俺はポリポリと頭をかきながら、すぐに指示を飛ばす。
「分かった。ならばここからは俺が指示をとる」
「そ、それでしたら……フィーリア様と合流して確認していただけませんか?」
「……フィーリア様?」
なぜここでその名前が?
「は、はい! 今屋敷に来ていて……、結界魔法を展開するように指示を出したのもフィーリア様ですので……」
「……」
あいつ、運悪くないか?
とはいえ、ブライトがいない状況で指揮をとってくれているのは感謝しかない。
……ていうか、もしかしてブライトが逃げ出したのも俺の責任になるのだろうか?
一応、俺が……というかヴァリドー家がブライトにこの街を任せているわけだし……。
俺、フィーリア様に怒られるのだろうか? 中間管理職はこれがあるから嫌なのだ……。
上から怒られ、下からも色々言われるんだから。
俺はため息混じりに頭上を見上げると、確かに結界魔法が展開されていることを理解する。
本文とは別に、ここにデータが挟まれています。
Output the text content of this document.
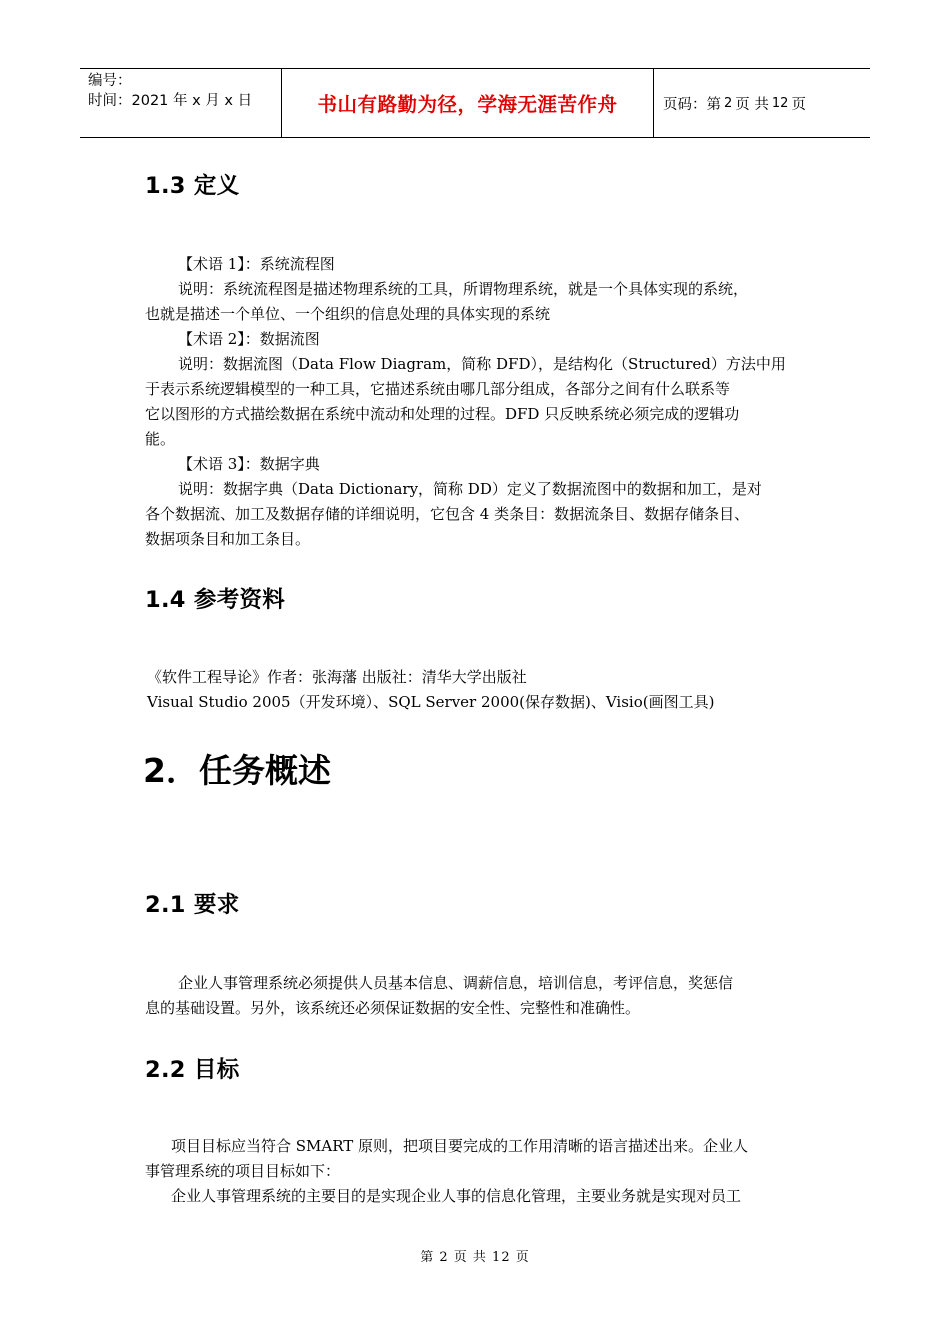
编号：
时间：2021 年 x 月 x 日	书山有路勤为径，学海无涯苦作舟	页码：第 2 页 共 12 页
1.3 定义
【术语 1】：系统流程图
说明：系统流程图是描述物理系统的工具，所谓物理系统，就是一个具体实现的系统，
也就是描述一个单位、一个组织的信息处理的具体实现的系统
【术语 2】：数据流图
说明：数据流图（Data Flow Diagram，简称 DFD），是结构化（Structured）方法中用
于表示系统逻辑模型的一种工具，它描述系统由哪几部分组成，各部分之间有什么联系等
它以图形的方式描绘数据在系统中流动和处理的过程。DFD 只反映系统必须完成的逻辑功
能。
【术语 3】：数据字典
说明：数据字典（Data Dictionary，简称 DD）定义了数据流图中的数据和加工，是对
各个数据流、加工及数据存储的详细说明，它包含 4 类条目：数据流条目、数据存储条目、
数据项条目和加工条目。
1.4 参考资料
《软件工程导论》作者：张海藩 出版社：清华大学出版社
Visual Studio 2005（开发环境）、SQL Server 2000(保存数据)、Visio(画图工具)
2．任务概述
2.1 要求
企业人事管理系统必须提供人员基本信息、调薪信息，培训信息，考评信息，奖惩信
息的基础设置。另外，该系统还必须保证数据的安全性、完整性和准确性。
2.2 目标
项目目标应当符合 SMART 原则，把项目要完成的工作用清晰的语言描述出来。企业人
事管理系统的项目目标如下：
企业人事管理系统的主要目的是实现企业人事的信息化管理，主要业务就是实现对员工
第 2 页 共 12 页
ワイバーン、か。空にはワイバーンや蝙蝠系の魔物が飛んでいるのが見える。
ゲームの最初のイベントと考えると、魔物の数はかなりのものだ。
まるで、この街を破滅させるかのような勢いだ。
ゲームの最初のイベントなら、魔物たちの狙いはセイリンのはずだ。セイリンを連れ去るよう、魔族の指示を受けているのだが……あの数はいなかったはずだ。
それに――。
俺は魔物の端のようにいた死神を見ながら、顔を顰める。
……あれは、バッドエンドを選択した後に出てくる死神に似ているな。
死神のような魔物自体は、ゲームプレイ中には出て来なかった。
ただ、そいつに似ている存在は、恐らくこのゲームのプレイヤーならほとんどが知っている。
バッドエンドに到達したときに、いつもアドバイスを出していた死神のキャラクターがいた。
見た目は可愛らしい死神なのだが……もしも、こいつがその部下だとしたら……色々と疑問が浮かんでくる。
その死神……名前はヘル、だったか。
ヘルは、ゲームプレイ中に出てくることはないのだが、バッドエンドを回避するためのアドバイスをくれるキャラクターだった。
間違った選択肢を教えてくれたり、ボス戦の場合は弱点や倒し方のヒントをくれたりしてくれるのだ。
ゲーム本編には出て来ないので、疑問に思われていたが可愛らしい見た目なので、密かに人気ではあった。
ゲームをプレイしている男たちからすれば、可愛いければなんでもいいのだ。